Originally, I just stopped buying the obvious cheaper brands but over time, I have changed my wardrobe and shopping habits so I only buy items that I will wear multiple times and to various places which often means I can invest time and money into my wardrobe which is more beneficial long term.

Here are some tips and habits I have found useful that will help you save your wardrobe, money and the planet!

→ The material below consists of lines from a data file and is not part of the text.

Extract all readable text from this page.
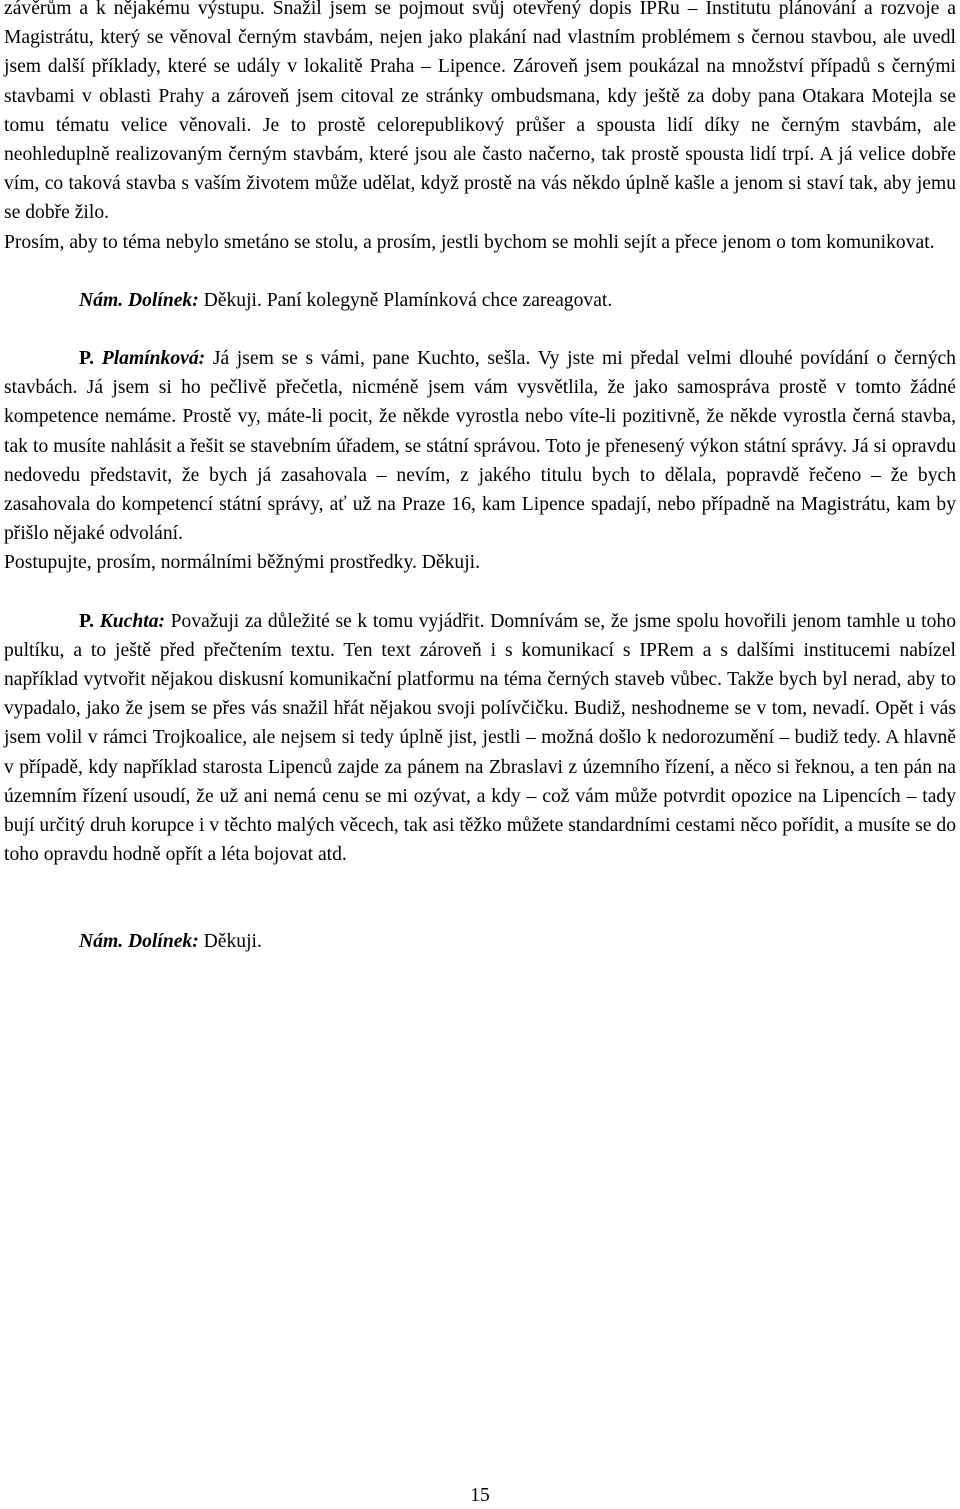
závěrům a k nějakému výstupu. Snažil jsem se pojmout svůj otevřený dopis IPRu – Institutu plánování a rozvoje a Magistrátu, který se věnoval černým stavbám, nejen jako plakání nad vlastním problémem s černou stavbou, ale uvedl jsem další příklady, které se udály v lokalitě Praha – Lipence. Zároveň jsem poukázal na množství případů s černými stavbami v oblasti Prahy a zároveň jsem citoval ze stránky ombudsmana, kdy ještě za doby pana Otakara Motejla se tomu tématu velice věnovali. Je to prostě celorepublikový průšer a spousta lidí díky ne černým stavbám, ale neohleduplně realizovaným černým stavbám, které jsou ale často načerno, tak prostě spousta lidí trpí. A já velice dobře vím, co taková stavba s vaším životem může udělat, když prostě na vás někdo úplně kašle a jenom si staví tak, aby jemu se dobře žilo.

Prosím, aby to téma nebylo smetáno se stolu, a prosím, jestli bychom se mohli sejít a přece jenom o tom komunikovat.

Nám. Dolínek: Děkuji. Paní kolegyně Plamínková chce zareagovat.

P. Plamínková: Já jsem se s vámi, pane Kuchto, sešla. Vy jste mi předal velmi dlouhé povídání o černých stavbách. Já jsem si ho pečlivě přečetla, nicméně jsem vám vysvětlila, že jako samospráva prostě v tomto žádné kompetence nemáme. Prostě vy, máte-li pocit, že někde vyrostla nebo víte-li pozitivně, že někde vyrostla černá stavba, tak to musíte nahlásit a řešit se stavebním úřadem, se státní správou. Toto je přenesený výkon státní správy. Já si opravdu nedovedu představit, že bych já zasahovala – nevím, z jakého titulu bych to dělala, popravdě řečeno – že bych zasahovala do kompetencí státní správy, ať už na Praze 16, kam Lipence spadají, nebo případně na Magistrátu, kam by přišlo nějaké odvolání.

Postupujte, prosím, normálními běžnými prostředky. Děkuji.

P. Kuchta: Považuji za důležité se k tomu vyjádřit. Domnívám se, že jsme spolu hovořili jenom tamhle u toho pultíku, a to ještě před přečtením textu. Ten text zároveň i s komunikací s IPRem a s dalšími institucemi nabízel například vytvořit nějakou diskusní komunikační platformu na téma černých staveb vůbec. Takže bych byl nerad, aby to vypadalo, jako že jsem se přes vás snažil hřát nějakou svoji polívčičku. Budiž, neshodneme se v tom, nevadí. Opět i vás jsem volil v rámci Trojkoalice, ale nejsem si tedy úplně jist, jestli – možná došlo k nedorozumění – budiž tedy. A hlavně v případě, kdy například starosta Lipenců zajde za pánem na Zbraslavi z územního řízení, a něco si řeknou, a ten pán na územním řízení usoudí, že už ani nemá cenu se mi ozývat, a kdy – což vám může potvrdit opozice na Lipencích – tady bují určitý druh korupce i v těchto malých věcech, tak asi těžko můžete standardními cestami něco pořídit, a musíte se do toho opravdu hodně opřít a léta bojovat atd.

Nám. Dolínek: Děkuji.

15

1. Think Twice Before You Buy

Shopping has never been easier (which can be great) - tapping your phone at the till or clicking ‘pay now’ or ‘pay later’ without leaving your house has great benefits! However, this can lead to impulse purchases leaving you with surplus items which you don’t actually need. Before you buy something, think to yourself: what will I wear this with? do I have something similar already? How many times will I wear this?

2. Change Who You Follow

On average, we spend five hours per day on our phones. That’s five hours of relentless online advertising – whether we’re aware of it or not. Seek to engage with people who give tips on second-hand shopping and upcycling, and who really encourage you to re-wear outfits again and again. Similarly, unsubscribing from stores’ mailing lists will limit your lunchtime impulse buys. There are lots of great influencers and stylists who show you how to have a staple, timeless wardrobe rather than cheap trends which usually just clutters your life!

3. Organise Your Wardrobe

It’s always a good idea to do a spring clean every so often. Be ruthless and take the clothes you haven’t worn in a few months, sell or donate your clothes to someone who will wear them - give your unwanted items a new home! Organise your wardrobe into seasons and pack away your summer clothes when winter comes so you have a clear idea of what clothes you already have before purchasing more.

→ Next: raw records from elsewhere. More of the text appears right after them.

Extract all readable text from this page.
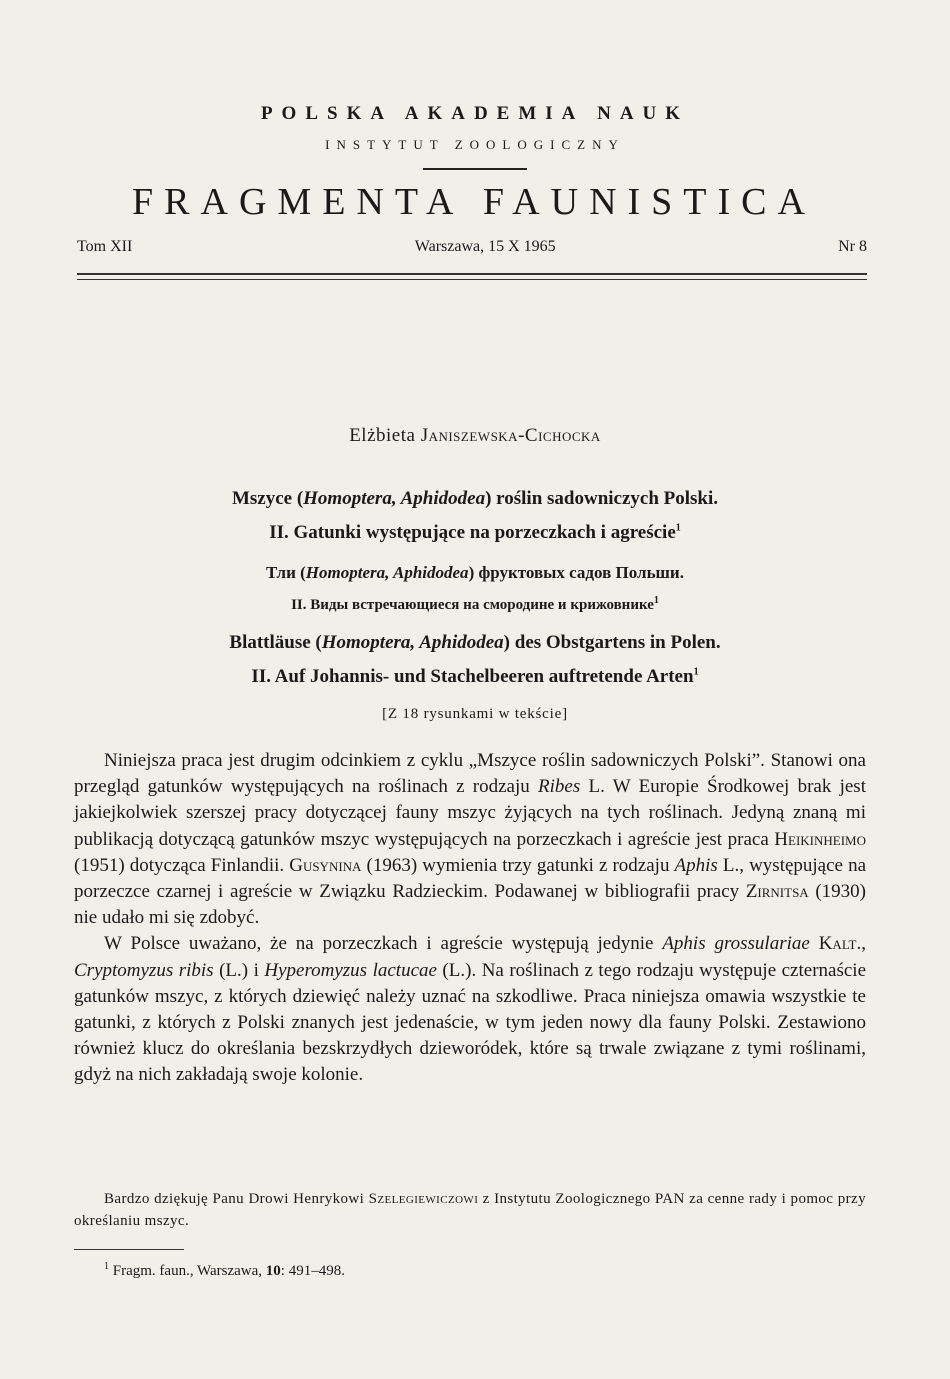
POLSKA AKADEMIA NAUK
INSTYTUT ZOOLOGICZNY
FRAGMENTA FAUNISTICA
Tom XII	Warszawa, 15 X 1965	Nr 8
Elżbieta Janiszewska-Cichocka
Mszyce (Homoptera, Aphidodea) roślin sadowniczych Polski.
II. Gatunki występujące na porzeczkach i agreście$^1$
Тли (Homoptera, Aphidodea) фруктовых садов Польши.
II. Виды встречающиеся на смородине и крижовнике$^1$
Blattläuse (Homoptera, Aphidodea) des Obstgartens in Polen.
II. Auf Johannis- und Stachelbeeren auftretende Arten$^1$
[Z 18 rysunkami w tekście]

Niniejsza praca jest drugim odcinkiem z cyklu „Mszyce roślin sadowniczych Polski”. Stanowi ona przegląd gatunków występujących na roślinach z rodzaju Ribes L. W Europie Środkowej brak jest jakiejkolwiek szerszej pracy dotyczącej fauny mszyc żyjących na tych roślinach. Jedyną znaną mi publikacją dotyczącą gatunków mszyc występujących na porzeczkach i agreście jest praca Heikinheimo (1951) dotycząca Finlandii. Gusynina (1963) wymienia trzy gatunki z rodzaju Aphis L., występujące na porzeczce czarnej i agreście w Związku Radzieckim. Podawanej w bibliografii pracy Zirnitsa (1930) nie udało mi się zdobyć.

W Polsce uważano, że na porzeczkach i agreście występują jedynie Aphis grossulariae Kalt., Cryptomyzus ribis (L.) i Hyperomyzus lactucae (L.). Na roślinach z tego rodzaju występuje czternaście gatunków mszyc, z których dziewięć należy uznać na szkodliwe. Praca niniejsza omawia wszystkie te gatunki, z których z Polski znanych jest jedenaście, w tym jeden nowy dla fauny Polski. Zestawiono również klucz do określania bezskrzydłych dzieworódek, które są trwale związane z tymi roślinami, gdyż na nich zakładają swoje kolonie.

Bardzo dziękuję Panu Drowi Henrykowi Szelegiewiczowi z Instytutu Zoologicznego PAN za cenne rady i pomoc przy określaniu mszyc.

$^1$ Fragm. faun., Warszawa, 10: 491–498.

4. Choose Quality Over Quantity

Change what you splurge on. Instead of spending your savings on a dress for a wedding or a pair of shoes that you'll only wear for special occasions, spend your 'investment' cash on the things you wear every day. Stop thinking, 'I would never spend that much on a pair of jeans'. Instead, consider that you are only going to buy one pair of jeans this year, or one item this month – and make it that. After a few seasons, you will have a high-quality, sustainable wardrobe to be proud of.

5. Care for your clothes

With the average lifetime for a clothing garment in the UK estimated at just over 2 years and an estimated £140m worth of clothing ending up in a landfill each year. Taking good care of your clothes has never been more important to beat fast fashion culture. You can care for your clothes by washing them less and washing at low temperatures. Cutting down on dry cleaning as it's a highly chemical intense process that has negative environmental impacts.

I’ve changed my attitude to the way I shop and as a result, I actually prefer my wardrobe as it contains plain, staple items that I love wearing.